Ein Verstoß gegen den materiellen ordre public, der einen untragbaren Widerspruch zwischen der ausländischen und inländischen materiellen Regelung voraussetzt (vgl. BGH NJW 1992, 3096, 3101 und NJW 1993, 1801, 1802), ist nicht erkennbar.

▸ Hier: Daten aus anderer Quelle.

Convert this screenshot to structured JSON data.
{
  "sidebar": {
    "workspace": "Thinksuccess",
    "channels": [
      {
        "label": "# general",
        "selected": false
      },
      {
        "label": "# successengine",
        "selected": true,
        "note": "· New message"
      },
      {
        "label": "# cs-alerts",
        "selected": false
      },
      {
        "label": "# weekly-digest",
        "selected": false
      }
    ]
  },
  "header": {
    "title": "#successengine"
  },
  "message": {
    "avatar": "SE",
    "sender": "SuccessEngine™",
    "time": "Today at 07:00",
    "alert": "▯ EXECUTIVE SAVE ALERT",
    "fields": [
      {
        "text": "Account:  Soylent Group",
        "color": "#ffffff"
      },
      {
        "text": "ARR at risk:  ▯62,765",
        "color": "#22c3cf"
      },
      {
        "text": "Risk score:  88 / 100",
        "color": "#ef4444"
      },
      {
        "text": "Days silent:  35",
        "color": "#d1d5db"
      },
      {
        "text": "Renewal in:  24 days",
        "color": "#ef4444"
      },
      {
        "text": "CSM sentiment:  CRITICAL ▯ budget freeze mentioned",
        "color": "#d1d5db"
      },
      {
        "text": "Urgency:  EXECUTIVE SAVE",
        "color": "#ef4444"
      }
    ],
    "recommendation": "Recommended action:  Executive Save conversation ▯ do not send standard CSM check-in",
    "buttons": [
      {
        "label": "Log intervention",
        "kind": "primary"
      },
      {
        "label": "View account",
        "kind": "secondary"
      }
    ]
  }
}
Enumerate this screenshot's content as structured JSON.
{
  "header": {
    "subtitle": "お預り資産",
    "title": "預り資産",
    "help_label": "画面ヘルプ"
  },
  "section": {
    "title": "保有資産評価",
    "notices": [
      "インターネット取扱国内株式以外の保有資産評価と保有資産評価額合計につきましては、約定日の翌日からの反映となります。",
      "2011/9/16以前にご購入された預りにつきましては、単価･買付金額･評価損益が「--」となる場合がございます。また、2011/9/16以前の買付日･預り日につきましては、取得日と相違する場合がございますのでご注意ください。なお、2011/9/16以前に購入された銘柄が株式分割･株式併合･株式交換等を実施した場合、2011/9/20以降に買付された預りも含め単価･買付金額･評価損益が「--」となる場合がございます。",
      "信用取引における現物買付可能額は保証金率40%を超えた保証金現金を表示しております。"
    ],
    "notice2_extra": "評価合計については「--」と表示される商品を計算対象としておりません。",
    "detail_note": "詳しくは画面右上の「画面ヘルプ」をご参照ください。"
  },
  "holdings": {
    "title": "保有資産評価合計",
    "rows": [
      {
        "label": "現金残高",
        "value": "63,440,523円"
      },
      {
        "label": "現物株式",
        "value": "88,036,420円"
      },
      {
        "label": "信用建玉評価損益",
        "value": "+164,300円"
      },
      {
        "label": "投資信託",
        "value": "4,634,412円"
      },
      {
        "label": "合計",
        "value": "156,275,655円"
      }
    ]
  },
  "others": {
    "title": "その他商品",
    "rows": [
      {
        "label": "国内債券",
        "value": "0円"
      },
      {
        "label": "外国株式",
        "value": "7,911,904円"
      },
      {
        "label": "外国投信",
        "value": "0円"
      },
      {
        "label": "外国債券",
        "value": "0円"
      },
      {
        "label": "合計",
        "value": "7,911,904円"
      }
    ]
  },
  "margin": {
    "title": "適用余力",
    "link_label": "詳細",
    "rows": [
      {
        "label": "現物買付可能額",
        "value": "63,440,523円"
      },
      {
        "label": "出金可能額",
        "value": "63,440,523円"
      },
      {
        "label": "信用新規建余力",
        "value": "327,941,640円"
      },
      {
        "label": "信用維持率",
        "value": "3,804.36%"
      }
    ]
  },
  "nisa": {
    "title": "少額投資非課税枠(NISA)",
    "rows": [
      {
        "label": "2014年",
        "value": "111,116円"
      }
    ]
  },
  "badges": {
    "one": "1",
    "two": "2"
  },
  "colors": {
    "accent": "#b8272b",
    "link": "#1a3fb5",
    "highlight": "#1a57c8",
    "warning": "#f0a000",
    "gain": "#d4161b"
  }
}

Ohne Erfolg bleibt schließlich auch die Rüge der fehlenden internationalen Zuständigkeit. Hinsichtlich der Zuständigkeit des Erstgerichts gilt grundsätzlich gemäß Art. 28 Abs. 3 EuGVÜ ein Nachprüfungsverbot. Die Ausnahmen hiervon sind in Art. 28 Abs. 1 EUGVÜ abschließend aufgezählt (vgl. Kropholler aaO Art. 28 Rdnrn. 1, 5). Der Rechtsstreit betraf eine Kaufpreisforderung. Die Voraussetzungen des darüber hinaus in Art. 28 Abs. l EuGVÜ angeführten Art. 55 EuGVÜ liegen ersichtlich nicht vor.

Die Kostenentscheidung beruht auf § 97 Abs. 1 ZPO.

Den Wert des Beschwerdegegenstandes hat der Senat gemäß §§ 25 Abs. 2, 12 Abs. 1 GKG i. V. m. § 3 ZPO festgesetzt.

Die Festsetzung des Wertes der Beschwer ist entsprechend gemäß §§ 17 Abs. 1 AVAG, 546 Abs. 2 ZPO erfolgt.